= Maurice Tadadjeu =

Maurice Tadadjeu (1950-2012 in Cameroon) was a vice-president of the African Union's Economic, Social and Cultural Council of Central Africa.

He was a co-creator of the General Alphabet of Cameroon Languages in the late 1970s.

In 1996 he became Founding Director of NACALCO Center for Applied Linguistics in Yaoundé, Cameroon.
From 1993 to 1997 Prof. Tadadjeu was Head of the Department of African Languages and Linguistics at the University of Yaoundé. He was also Professor of Linguistics at the University of Yaoundé.

Prof. Tadadjeu was a founding member of the African Academy of Languages.

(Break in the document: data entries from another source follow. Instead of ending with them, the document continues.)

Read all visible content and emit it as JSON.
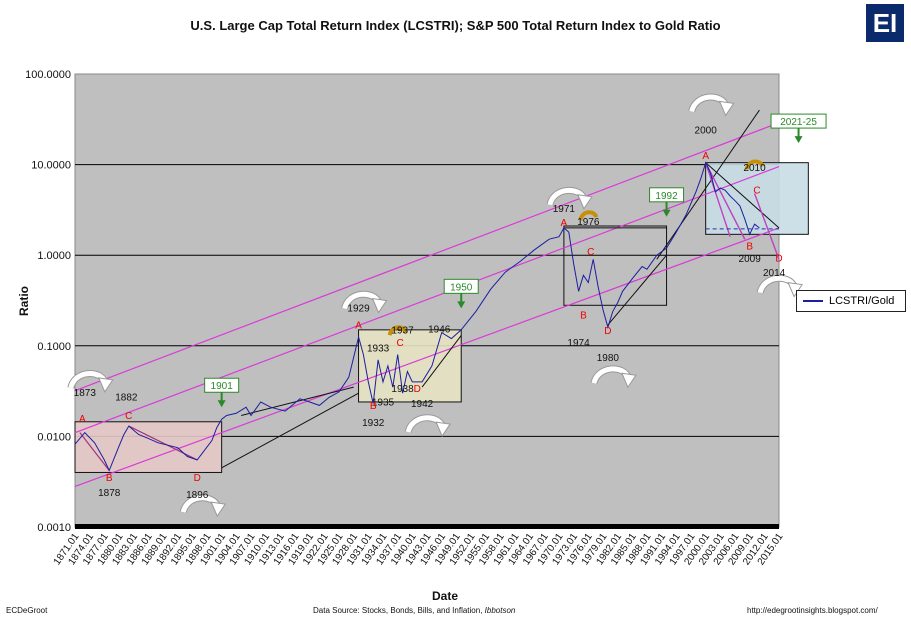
{
  "chart_data": {
    "type": "line",
    "title": "U.S. Large Cap Total Return Index (LCSTRI); S&P 500 Total Return Index to Gold Ratio",
    "xlabel": "Date",
    "ylabel": "Ratio",
    "yscale": "log",
    "ylim": [
      0.001,
      100
    ],
    "y_ticks": [
      "0.0010",
      "0.0100",
      "0.1000",
      "1.0000",
      "10.0000",
      "100.0000"
    ],
    "x_range": [
      1871,
      2015
    ],
    "x_ticks": [
      "1871.01",
      "1874.01",
      "1877.01",
      "1880.01",
      "1883.01",
      "1886.01",
      "1889.01",
      "1892.01",
      "1895.01",
      "1898.01",
      "1901.01",
      "1904.01",
      "1907.01",
      "1910.01",
      "1913.01",
      "1916.01",
      "1919.01",
      "1922.01",
      "1925.01",
      "1928.01",
      "1931.01",
      "1934.01",
      "1937.01",
      "1940.01",
      "1943.01",
      "1946.01",
      "1949.01",
      "1952.01",
      "1955.01",
      "1958.01",
      "1961.01",
      "1964.01",
      "1967.01",
      "1970.01",
      "1973.01",
      "1976.01",
      "1979.01",
      "1982.01",
      "1985.01",
      "1988.01",
      "1991.01",
      "1994.01",
      "1997.01",
      "2000.01",
      "2003.01",
      "2006.01",
      "2009.01",
      "2012.01",
      "2015.01"
    ],
    "legend": "right",
    "series": [
      {
        "name": "LCSTRI/Gold",
        "color": "#1b1fa0",
        "x": [
          1871,
          1873,
          1875,
          1877,
          1878,
          1880,
          1881,
          1882,
          1884,
          1886,
          1888,
          1890,
          1892,
          1894,
          1896,
          1897,
          1899,
          1900,
          1901,
          1902,
          1904,
          1906,
          1907,
          1909,
          1911,
          1914,
          1917,
          1919,
          1921,
          1923,
          1925,
          1927,
          1929,
          1930,
          1931,
          1932,
          1933,
          1934,
          1935,
          1936,
          1937,
          1938,
          1939,
          1940,
          1942,
          1944,
          1946,
          1948,
          1950,
          1953,
          1956,
          1959,
          1962,
          1965,
          1968,
          1970,
          1971,
          1972,
          1973,
          1974,
          1975,
          1976,
          1977,
          1978,
          1979,
          1980,
          1981,
          1982,
          1983,
          1985,
          1987,
          1988,
          1990,
          1992,
          1994,
          1996,
          1998,
          1999,
          2000,
          2001,
          2002,
          2003,
          2004,
          2005,
          2006,
          2007,
          2008,
          2009,
          2010,
          2011
        ],
        "values": [
          0.0082,
          0.011,
          0.0085,
          0.0055,
          0.0042,
          0.0078,
          0.0105,
          0.013,
          0.0105,
          0.0095,
          0.0085,
          0.008,
          0.0075,
          0.006,
          0.0055,
          0.0065,
          0.009,
          0.0125,
          0.0155,
          0.017,
          0.018,
          0.021,
          0.017,
          0.024,
          0.021,
          0.019,
          0.026,
          0.024,
          0.022,
          0.027,
          0.031,
          0.045,
          0.125,
          0.08,
          0.04,
          0.023,
          0.07,
          0.04,
          0.06,
          0.035,
          0.08,
          0.03,
          0.052,
          0.04,
          0.04,
          0.06,
          0.14,
          0.12,
          0.15,
          0.24,
          0.42,
          0.65,
          0.85,
          1.15,
          1.5,
          1.6,
          2.0,
          1.8,
          0.8,
          0.4,
          0.6,
          0.5,
          0.9,
          0.45,
          0.25,
          0.16,
          0.24,
          0.3,
          0.4,
          0.55,
          0.75,
          0.7,
          1.0,
          1.2,
          1.8,
          2.8,
          5.0,
          7.0,
          10.5,
          8.0,
          5.0,
          5.5,
          5.2,
          4.5,
          4.0,
          3.5,
          2.5,
          1.7,
          2.2,
          2.0
        ]
      }
    ],
    "annotations": [
      {
        "text": "1873",
        "x": 1873,
        "y": 0.028,
        "color": "#111"
      },
      {
        "text": "A",
        "x": 1872.5,
        "y": 0.0145,
        "color": "#e00"
      },
      {
        "text": "1882",
        "x": 1881.5,
        "y": 0.025,
        "color": "#111"
      },
      {
        "text": "C",
        "x": 1882,
        "y": 0.0155,
        "color": "#e00"
      },
      {
        "text": "B",
        "x": 1878,
        "y": 0.0032,
        "color": "#e00"
      },
      {
        "text": "1878",
        "x": 1878,
        "y": 0.0022,
        "color": "#111"
      },
      {
        "text": "D",
        "x": 1896,
        "y": 0.0032,
        "color": "#e00"
      },
      {
        "text": "1896",
        "x": 1896,
        "y": 0.0021,
        "color": "#111"
      },
      {
        "text": "1929",
        "x": 1929,
        "y": 0.24,
        "color": "#111"
      },
      {
        "text": "A",
        "x": 1929,
        "y": 0.155,
        "color": "#e00"
      },
      {
        "text": "1933",
        "x": 1933,
        "y": 0.086,
        "color": "#111"
      },
      {
        "text": "C",
        "x": 1937.5,
        "y": 0.1,
        "color": "#e00"
      },
      {
        "text": "1937",
        "x": 1938,
        "y": 0.137,
        "color": "#111"
      },
      {
        "text": "1946",
        "x": 1945.5,
        "y": 0.14,
        "color": "#111"
      },
      {
        "text": "1938",
        "x": 1938,
        "y": 0.031,
        "color": "#111"
      },
      {
        "text": "D",
        "x": 1941,
        "y": 0.031,
        "color": "#e00"
      },
      {
        "text": "1935",
        "x": 1934,
        "y": 0.022,
        "color": "#111"
      },
      {
        "text": "1942",
        "x": 1942,
        "y": 0.021,
        "color": "#111"
      },
      {
        "text": "B",
        "x": 1932,
        "y": 0.02,
        "color": "#e00"
      },
      {
        "text": "1932",
        "x": 1932,
        "y": 0.013,
        "color": "#111"
      },
      {
        "text": "1971",
        "x": 1971,
        "y": 3.0,
        "color": "#111"
      },
      {
        "text": "A",
        "x": 1971,
        "y": 2.1,
        "color": "#e00"
      },
      {
        "text": "1976",
        "x": 1976,
        "y": 2.15,
        "color": "#111"
      },
      {
        "text": "C",
        "x": 1976.5,
        "y": 1.0,
        "color": "#e00"
      },
      {
        "text": "B",
        "x": 1975,
        "y": 0.2,
        "color": "#e00"
      },
      {
        "text": "D",
        "x": 1980,
        "y": 0.135,
        "color": "#e00"
      },
      {
        "text": "1974",
        "x": 1974,
        "y": 0.1,
        "color": "#111"
      },
      {
        "text": "1980",
        "x": 1980,
        "y": 0.068,
        "color": "#111"
      },
      {
        "text": "2000",
        "x": 2000,
        "y": 22,
        "color": "#111"
      },
      {
        "text": "A",
        "x": 2000,
        "y": 11.5,
        "color": "#e00"
      },
      {
        "text": "2010",
        "x": 2010,
        "y": 8.5,
        "color": "#111"
      },
      {
        "text": "C",
        "x": 2010.5,
        "y": 4.8,
        "color": "#e00"
      },
      {
        "text": "B",
        "x": 2009,
        "y": 1.15,
        "color": "#e00"
      },
      {
        "text": "D",
        "x": 2015,
        "y": 0.85,
        "color": "#e00"
      },
      {
        "text": "2009",
        "x": 2009,
        "y": 0.84,
        "color": "#111"
      },
      {
        "text": "2014",
        "x": 2014,
        "y": 0.59,
        "color": "#111"
      }
    ],
    "callouts": [
      {
        "text": "1901",
        "x": 1901,
        "y": 0.034,
        "color": "#2a8a2a"
      },
      {
        "text": "1950",
        "x": 1950,
        "y": 0.42,
        "color": "#2a8a2a"
      },
      {
        "text": "1992",
        "x": 1992,
        "y": 4.3,
        "color": "#2a8a2a"
      },
      {
        "text": "2021-25",
        "x": 2019,
        "y": 28,
        "color": "#2a8a2a"
      }
    ],
    "boxes": [
      {
        "x1": 1871,
        "x2": 1901,
        "y1": 0.004,
        "y2": 0.0145,
        "fill": "#e6c8c8"
      },
      {
        "x1": 1929,
        "x2": 1950,
        "y1": 0.024,
        "y2": 0.15,
        "fill": "#e5e2c2"
      },
      {
        "x1": 1971,
        "x2": 1992,
        "y1": 0.28,
        "y2": 2.1,
        "fill": "none"
      },
      {
        "x1": 2000,
        "x2": 2021,
        "y1": 1.7,
        "y2": 10.5,
        "fill": "#c8dde4"
      }
    ]
  },
  "footer": {
    "left": "ECDeGroot",
    "center_prefix": "Data Source:  Stocks, Bonds, Bills, and Inflation, ",
    "center_italic": "Ibbotson",
    "right": "http://edegrootinsights.blogspot.com/"
  },
  "logo": "EI"
}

He died on December 30, 2012.

==Selected works==
- Démocratie de Partage du Pouvoir : Pour le Modèle P3 au Cameroun [Academic Literature, ANACLAC/NACALCO, 1997]
- Confédération des Etats Unis d'Afrique [Academic Literature, Editions BUMA KOR, 1996]
- Training manual for the teaching of national languages in primary schools [Reference book, Collection PROPELCA, 1991]
- Le defi de Babel au Cameroun [Academic Literature, Collection PROPELCA, 1990] (Co-authored with Elisabeth Gfeller and Gabriel Mba)

==Achievements==
In 2005 Prof. Tadadjeu was awarded the Linguapax Prize.